"There are priests on board!" he managed to say as I set him down.
"This time to-morrrow we'll all be on the rack! And next week the
galleys will have us!"
"It's the Spaniard at last," I said. "Come on!"
When we reached the river bank before the fort, it was to find
confusion worse confounded. The gates of the palisade were open,
and through them streamed Councilors, Burgesses, and officers,
while the bank itself was thronged with the generality. Ancient
planters, Smith's men, Dale's men, tenants and servants, women
and children, including the little eyases we imported the year
before, negroes, Paspaheghs, French vignerons, Dutch sawmill
men, Italian glassworkers, - all seethed to and fro, all talked at
once, and all looked down the river. Out of the babel of voices
these words came to us over and over: "The Spaniard!" "The
Inquisition!" "The galleys!" They were the words oftenest heard at
that time, when strange sails hove in sight.

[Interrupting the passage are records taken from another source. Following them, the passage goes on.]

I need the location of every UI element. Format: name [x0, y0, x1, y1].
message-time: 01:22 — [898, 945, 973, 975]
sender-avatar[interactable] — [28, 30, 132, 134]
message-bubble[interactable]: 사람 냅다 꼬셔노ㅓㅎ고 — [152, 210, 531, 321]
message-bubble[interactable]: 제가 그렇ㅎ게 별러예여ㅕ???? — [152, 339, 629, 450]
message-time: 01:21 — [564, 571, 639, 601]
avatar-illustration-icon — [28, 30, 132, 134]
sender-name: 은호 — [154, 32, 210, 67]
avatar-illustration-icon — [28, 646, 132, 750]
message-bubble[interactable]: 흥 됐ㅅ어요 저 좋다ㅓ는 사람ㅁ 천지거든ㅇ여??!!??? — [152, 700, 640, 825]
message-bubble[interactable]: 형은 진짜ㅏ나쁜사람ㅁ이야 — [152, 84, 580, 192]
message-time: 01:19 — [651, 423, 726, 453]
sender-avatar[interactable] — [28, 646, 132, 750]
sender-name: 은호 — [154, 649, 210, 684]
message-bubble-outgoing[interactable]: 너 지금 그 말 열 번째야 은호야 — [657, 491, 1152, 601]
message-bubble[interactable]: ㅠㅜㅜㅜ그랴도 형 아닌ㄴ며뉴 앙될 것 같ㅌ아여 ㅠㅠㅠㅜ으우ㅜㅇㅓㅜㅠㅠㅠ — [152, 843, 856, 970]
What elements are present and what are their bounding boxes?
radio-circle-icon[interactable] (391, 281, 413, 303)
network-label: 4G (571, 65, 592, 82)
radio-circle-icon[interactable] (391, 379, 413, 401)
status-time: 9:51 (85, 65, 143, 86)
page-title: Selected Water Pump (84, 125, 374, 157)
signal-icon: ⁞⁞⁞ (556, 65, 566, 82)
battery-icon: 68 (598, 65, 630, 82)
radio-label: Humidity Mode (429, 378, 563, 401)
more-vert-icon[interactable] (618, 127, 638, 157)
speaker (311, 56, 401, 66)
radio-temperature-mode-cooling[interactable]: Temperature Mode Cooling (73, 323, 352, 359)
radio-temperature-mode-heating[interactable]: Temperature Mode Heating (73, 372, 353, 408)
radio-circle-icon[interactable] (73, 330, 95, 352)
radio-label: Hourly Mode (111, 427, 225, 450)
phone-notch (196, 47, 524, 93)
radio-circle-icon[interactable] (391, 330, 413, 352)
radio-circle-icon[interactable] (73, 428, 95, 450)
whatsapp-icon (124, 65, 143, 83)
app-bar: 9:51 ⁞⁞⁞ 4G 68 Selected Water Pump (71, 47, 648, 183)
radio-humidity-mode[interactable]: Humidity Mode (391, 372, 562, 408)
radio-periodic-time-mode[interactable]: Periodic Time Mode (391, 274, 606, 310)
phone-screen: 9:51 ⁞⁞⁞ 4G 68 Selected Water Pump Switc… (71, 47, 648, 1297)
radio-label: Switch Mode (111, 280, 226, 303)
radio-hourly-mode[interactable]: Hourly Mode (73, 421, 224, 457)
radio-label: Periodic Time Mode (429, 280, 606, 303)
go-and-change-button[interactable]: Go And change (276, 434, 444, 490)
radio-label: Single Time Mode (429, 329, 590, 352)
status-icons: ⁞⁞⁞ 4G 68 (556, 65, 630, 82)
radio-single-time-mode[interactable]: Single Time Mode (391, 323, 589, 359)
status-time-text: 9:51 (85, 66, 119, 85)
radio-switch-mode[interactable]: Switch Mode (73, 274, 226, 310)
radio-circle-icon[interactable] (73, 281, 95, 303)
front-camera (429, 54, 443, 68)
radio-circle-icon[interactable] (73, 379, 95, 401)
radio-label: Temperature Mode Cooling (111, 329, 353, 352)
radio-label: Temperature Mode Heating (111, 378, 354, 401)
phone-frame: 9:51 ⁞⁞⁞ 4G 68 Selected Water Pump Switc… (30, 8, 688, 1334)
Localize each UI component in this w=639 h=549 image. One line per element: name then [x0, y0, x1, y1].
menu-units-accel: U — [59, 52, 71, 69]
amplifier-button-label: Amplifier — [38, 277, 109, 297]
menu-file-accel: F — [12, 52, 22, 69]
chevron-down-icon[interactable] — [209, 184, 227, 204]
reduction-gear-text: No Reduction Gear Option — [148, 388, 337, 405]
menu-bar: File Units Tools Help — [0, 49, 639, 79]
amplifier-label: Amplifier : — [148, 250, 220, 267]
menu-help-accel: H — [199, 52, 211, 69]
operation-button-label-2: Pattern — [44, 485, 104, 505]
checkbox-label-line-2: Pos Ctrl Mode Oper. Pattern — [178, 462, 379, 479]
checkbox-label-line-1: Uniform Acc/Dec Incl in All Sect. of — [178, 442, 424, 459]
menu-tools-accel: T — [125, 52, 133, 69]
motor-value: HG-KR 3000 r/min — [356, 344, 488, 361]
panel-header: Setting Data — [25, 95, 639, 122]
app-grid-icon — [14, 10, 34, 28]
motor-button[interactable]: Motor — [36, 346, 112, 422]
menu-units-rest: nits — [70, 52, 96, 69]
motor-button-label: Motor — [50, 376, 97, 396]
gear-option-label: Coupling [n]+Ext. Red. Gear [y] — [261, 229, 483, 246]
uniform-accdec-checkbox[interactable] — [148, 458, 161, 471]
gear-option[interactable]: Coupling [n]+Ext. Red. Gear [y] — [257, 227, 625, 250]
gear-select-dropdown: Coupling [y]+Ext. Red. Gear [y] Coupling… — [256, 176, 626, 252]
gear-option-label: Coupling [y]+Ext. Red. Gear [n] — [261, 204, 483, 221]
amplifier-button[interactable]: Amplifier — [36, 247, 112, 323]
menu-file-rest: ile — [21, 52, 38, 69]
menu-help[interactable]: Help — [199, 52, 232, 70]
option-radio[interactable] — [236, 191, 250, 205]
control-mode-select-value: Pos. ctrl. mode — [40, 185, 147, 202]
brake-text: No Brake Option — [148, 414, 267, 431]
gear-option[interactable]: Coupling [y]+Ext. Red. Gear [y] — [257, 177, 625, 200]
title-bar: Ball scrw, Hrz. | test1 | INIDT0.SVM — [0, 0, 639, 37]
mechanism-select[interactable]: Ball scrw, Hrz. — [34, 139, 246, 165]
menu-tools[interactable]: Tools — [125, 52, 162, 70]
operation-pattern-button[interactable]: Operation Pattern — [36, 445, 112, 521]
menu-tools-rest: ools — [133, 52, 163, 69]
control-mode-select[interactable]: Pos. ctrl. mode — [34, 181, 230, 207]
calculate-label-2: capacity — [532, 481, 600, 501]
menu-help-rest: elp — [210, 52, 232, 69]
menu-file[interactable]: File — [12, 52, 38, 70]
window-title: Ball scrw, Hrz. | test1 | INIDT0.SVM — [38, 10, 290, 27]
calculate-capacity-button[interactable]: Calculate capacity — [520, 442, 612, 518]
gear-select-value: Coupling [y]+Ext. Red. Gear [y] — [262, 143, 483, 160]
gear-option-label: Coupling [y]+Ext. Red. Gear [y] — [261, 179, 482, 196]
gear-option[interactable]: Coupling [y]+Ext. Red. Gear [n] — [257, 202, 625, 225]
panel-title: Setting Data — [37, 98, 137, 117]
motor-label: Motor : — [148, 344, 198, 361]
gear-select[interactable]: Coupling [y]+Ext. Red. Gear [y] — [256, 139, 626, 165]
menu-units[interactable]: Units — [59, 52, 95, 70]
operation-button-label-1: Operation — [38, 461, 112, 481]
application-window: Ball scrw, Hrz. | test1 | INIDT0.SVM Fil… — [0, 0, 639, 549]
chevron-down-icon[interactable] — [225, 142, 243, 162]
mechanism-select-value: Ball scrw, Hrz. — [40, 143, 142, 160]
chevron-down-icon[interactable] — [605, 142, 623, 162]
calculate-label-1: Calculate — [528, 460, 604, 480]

But where was the Spaniard? On the river, hugging the shore, were
many small craft, barges, shallops, sloops, and pinnaces, and
beyond them the masts of the Truelove, the Due Return, and the
Tiger, then in port; on these three, of which the largest, the Due
Return, was of but eighty tons burthen, the mariners were running
about and the masters bawling orders. But there was no other ship,
no bark, galleon, or man-of-war, with three tiers of grinning
ordnance, and the hated yellow flag flaunting above.